The amplification factor is low. If 5 orders come in across 3 customers in 2 regions, the inner stage updates 3 groups. The outer stage recomputes 2 partitions.


Frame Specifications

Window frames control which rows the function can see:

-- Running total (default frame)
SUM(amount) OVER (PARTITION BY account ORDER BY date
                  ROWS BETWEEN UNBOUNDED PRECEDING AND CURRENT ROW)

-- 7-row moving average
AVG(value) OVER (PARTITION BY sensor ORDER BY ts
                 ROWS BETWEEN 3 PRECEDING AND 3 FOLLOWING)

-- Range-based: all rows with same date
COUNT(*) OVER (PARTITION BY category ORDER BY date
               RANGE BETWEEN '0 days' PRECEDING AND '0 days' FOLLOWING)

All frame types work with partition-scoped recomputation. The frame specification doesn’t change the partitioning strategy — it only affects what the window function computes within the partition.


Performance: When It Helps, When It Doesn’t

The speedup from partition-scoped recomputation depends on two factors:

  1. Number of partitions. More partitions = smaller per-partition recompute = bigger speedup.
  2. Number of affected partitions per refresh. If every refresh touches every partition, you’re doing a full recompute with extra overhead.
Scenario Partitions Affected/cycle Speedup vs. FULL
Regional leaderboard 50 2–3 ~20×
Per-customer ranking 10,000 10–50 ~200×
Per-sensor percentile 1,000 5–20 ~50×
Global ranking (no PARTITION BY) 1 1 ~1× (no benefit)
High-churn table (all partitions touched) 100 100 ~1× (no benefit)

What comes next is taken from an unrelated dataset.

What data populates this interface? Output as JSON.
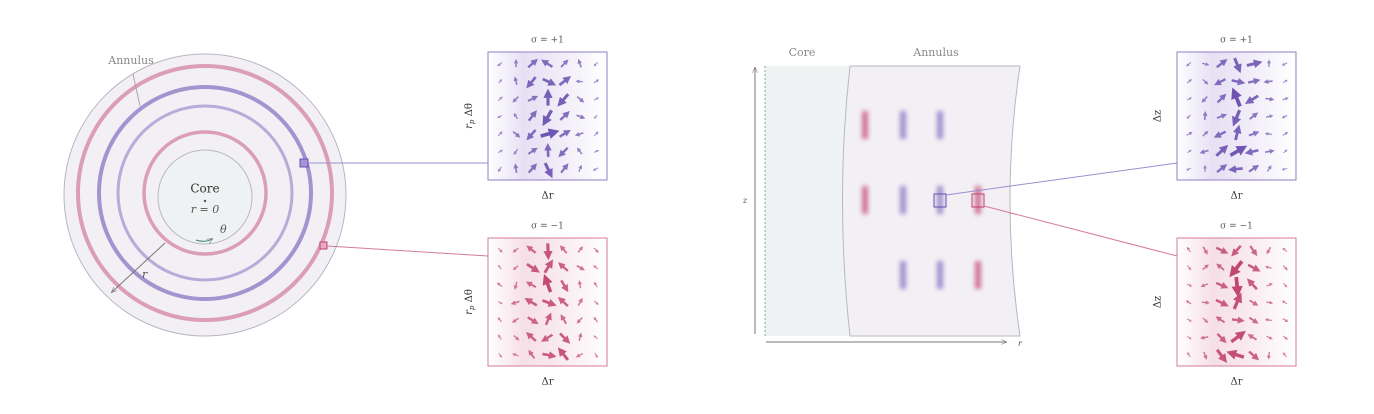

The break-even point: if more than ~30% of partitions are affected in a single refresh cycle, pg_trickle’s AUTO mode will likely choose FULL refresh instead. The partition-scoped approach has overhead (identifying affected partitions, deleting and re-inserting) that isn’t worth it when most partitions are changing anyway.


Summary

Window functions in stream tables work via partition-scoped recomputation: identify which partitions were affected by source changes, recompute only those partitions, leave the rest untouched.

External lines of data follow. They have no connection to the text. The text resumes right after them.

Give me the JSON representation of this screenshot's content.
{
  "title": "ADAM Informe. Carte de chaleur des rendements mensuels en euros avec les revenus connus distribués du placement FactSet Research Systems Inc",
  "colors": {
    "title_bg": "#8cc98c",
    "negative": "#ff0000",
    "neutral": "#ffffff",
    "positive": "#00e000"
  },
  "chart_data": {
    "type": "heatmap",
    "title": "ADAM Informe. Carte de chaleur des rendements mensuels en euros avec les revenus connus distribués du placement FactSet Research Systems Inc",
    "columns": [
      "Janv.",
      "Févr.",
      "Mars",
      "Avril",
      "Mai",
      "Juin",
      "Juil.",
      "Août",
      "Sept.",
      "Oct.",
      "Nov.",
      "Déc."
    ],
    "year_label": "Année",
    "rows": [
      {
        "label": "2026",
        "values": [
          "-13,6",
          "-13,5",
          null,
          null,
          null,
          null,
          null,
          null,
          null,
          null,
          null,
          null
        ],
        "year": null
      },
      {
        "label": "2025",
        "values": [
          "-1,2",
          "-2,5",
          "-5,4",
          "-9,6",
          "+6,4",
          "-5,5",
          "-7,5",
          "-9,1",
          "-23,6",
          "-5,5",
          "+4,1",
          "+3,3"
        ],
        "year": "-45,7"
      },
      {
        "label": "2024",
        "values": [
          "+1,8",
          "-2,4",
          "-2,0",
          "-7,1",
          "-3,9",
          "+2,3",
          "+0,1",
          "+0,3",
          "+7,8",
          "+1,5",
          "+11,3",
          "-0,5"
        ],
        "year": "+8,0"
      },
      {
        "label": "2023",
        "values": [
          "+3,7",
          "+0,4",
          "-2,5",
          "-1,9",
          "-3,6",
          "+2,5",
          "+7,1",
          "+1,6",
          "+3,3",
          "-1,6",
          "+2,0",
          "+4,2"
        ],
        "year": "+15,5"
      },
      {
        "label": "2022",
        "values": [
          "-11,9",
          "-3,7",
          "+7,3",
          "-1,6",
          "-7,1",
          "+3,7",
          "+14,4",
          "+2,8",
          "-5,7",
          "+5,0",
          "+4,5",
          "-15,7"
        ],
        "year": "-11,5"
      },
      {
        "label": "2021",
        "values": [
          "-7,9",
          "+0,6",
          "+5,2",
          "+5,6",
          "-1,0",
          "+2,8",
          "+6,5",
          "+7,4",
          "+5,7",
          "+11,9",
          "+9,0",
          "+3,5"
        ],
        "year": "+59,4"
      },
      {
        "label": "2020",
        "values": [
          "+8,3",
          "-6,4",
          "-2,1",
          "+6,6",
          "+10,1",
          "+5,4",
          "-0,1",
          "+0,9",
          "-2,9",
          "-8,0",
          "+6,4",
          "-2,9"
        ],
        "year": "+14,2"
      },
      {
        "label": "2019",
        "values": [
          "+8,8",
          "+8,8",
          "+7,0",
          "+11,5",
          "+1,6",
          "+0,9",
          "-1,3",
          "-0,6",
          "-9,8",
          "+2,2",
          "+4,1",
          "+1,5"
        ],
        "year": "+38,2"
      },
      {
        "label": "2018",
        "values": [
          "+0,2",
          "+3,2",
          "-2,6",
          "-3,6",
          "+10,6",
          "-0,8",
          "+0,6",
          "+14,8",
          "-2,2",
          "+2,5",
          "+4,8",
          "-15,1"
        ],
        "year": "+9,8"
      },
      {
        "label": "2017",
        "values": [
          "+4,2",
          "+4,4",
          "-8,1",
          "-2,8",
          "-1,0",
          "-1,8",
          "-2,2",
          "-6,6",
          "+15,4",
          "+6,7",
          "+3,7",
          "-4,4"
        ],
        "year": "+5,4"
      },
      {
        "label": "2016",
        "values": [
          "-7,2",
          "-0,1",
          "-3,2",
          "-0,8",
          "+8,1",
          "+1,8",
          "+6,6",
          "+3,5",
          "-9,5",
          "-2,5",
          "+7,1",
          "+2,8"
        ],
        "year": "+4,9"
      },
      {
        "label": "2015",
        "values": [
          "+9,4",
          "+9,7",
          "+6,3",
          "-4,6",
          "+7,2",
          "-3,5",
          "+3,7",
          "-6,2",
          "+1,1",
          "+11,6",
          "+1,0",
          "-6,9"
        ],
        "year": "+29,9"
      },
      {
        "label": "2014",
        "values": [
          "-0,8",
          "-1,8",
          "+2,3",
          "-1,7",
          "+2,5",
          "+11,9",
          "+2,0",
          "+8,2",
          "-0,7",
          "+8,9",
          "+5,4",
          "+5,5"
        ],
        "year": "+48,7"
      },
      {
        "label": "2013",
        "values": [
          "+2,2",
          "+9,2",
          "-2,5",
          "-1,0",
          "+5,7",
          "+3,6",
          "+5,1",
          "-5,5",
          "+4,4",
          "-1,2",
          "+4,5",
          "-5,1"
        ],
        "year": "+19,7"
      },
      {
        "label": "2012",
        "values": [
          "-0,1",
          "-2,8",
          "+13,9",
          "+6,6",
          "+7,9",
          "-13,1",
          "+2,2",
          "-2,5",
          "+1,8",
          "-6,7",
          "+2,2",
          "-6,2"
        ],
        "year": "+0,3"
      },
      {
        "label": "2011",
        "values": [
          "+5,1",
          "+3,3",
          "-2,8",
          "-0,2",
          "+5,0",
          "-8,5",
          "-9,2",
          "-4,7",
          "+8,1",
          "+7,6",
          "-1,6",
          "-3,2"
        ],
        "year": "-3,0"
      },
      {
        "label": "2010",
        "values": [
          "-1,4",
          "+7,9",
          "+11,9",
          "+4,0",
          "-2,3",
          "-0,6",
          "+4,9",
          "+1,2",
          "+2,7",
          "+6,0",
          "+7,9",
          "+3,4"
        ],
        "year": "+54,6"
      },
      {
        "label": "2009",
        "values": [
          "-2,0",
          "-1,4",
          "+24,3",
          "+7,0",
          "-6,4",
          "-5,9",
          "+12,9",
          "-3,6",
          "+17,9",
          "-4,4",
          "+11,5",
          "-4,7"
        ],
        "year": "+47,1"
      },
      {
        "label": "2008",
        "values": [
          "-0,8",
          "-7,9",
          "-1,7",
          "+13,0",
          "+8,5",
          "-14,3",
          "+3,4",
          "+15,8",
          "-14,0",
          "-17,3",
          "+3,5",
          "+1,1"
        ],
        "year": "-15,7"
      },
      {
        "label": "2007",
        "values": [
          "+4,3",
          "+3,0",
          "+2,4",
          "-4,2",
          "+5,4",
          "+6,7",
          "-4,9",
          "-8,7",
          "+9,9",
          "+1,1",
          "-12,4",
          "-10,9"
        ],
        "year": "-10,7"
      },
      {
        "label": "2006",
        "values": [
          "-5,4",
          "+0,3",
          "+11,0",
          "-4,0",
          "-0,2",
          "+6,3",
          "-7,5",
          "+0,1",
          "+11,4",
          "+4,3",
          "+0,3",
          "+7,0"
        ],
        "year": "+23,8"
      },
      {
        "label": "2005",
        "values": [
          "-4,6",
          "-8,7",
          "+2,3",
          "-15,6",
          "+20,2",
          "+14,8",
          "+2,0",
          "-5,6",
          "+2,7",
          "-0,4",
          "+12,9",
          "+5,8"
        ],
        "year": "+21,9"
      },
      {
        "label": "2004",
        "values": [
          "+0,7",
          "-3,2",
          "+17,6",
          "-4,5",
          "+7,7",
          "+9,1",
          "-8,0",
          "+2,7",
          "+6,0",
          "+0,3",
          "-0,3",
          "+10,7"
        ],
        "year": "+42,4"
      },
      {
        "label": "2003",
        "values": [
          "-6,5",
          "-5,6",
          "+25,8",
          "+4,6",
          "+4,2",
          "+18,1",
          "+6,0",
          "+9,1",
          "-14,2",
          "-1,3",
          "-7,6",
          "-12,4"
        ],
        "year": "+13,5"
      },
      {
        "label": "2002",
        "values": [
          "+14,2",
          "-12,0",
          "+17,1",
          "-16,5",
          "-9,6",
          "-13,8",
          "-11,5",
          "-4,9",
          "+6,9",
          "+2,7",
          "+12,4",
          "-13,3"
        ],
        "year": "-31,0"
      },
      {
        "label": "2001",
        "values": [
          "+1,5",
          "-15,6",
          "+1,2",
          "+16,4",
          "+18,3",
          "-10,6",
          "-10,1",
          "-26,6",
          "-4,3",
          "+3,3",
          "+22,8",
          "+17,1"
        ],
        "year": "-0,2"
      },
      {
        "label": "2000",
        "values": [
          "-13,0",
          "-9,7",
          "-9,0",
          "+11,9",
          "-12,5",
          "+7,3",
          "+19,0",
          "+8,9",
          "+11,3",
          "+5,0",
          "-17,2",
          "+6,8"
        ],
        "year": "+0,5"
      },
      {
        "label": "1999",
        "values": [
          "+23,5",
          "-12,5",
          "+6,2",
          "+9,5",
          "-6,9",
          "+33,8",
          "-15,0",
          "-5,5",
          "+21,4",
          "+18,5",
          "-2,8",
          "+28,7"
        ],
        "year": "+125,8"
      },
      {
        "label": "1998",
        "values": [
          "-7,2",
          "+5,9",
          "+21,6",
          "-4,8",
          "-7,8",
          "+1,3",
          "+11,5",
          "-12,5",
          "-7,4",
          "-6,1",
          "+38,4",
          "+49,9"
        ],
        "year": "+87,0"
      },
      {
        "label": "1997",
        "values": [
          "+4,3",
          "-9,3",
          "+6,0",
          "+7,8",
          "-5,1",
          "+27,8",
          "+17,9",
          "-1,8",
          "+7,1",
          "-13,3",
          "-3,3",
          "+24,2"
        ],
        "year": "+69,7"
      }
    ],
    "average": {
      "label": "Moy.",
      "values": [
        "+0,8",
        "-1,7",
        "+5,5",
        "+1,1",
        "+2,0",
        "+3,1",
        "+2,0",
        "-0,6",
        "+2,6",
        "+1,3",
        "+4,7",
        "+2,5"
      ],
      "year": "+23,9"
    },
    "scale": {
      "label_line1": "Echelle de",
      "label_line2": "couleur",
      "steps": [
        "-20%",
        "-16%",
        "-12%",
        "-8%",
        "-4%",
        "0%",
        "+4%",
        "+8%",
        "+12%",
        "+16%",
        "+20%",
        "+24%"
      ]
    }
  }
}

It’s not a row-level delta — it’s a partition-level delta. But for the common case of many partitions with localized changes, the performance difference is dramatic. A leaderboard over 50 regions with 100,000 salespeople refreshes the same as a leaderboard over one region with 2,000.

The rule of thumb: if your window function has PARTITION BY and changes are spread across a small fraction of partitions, use DIFFERENTIAL mode. If changes hit most partitions or there’s no PARTITION BY, AUTO mode will choose FULL refresh, which is the right call.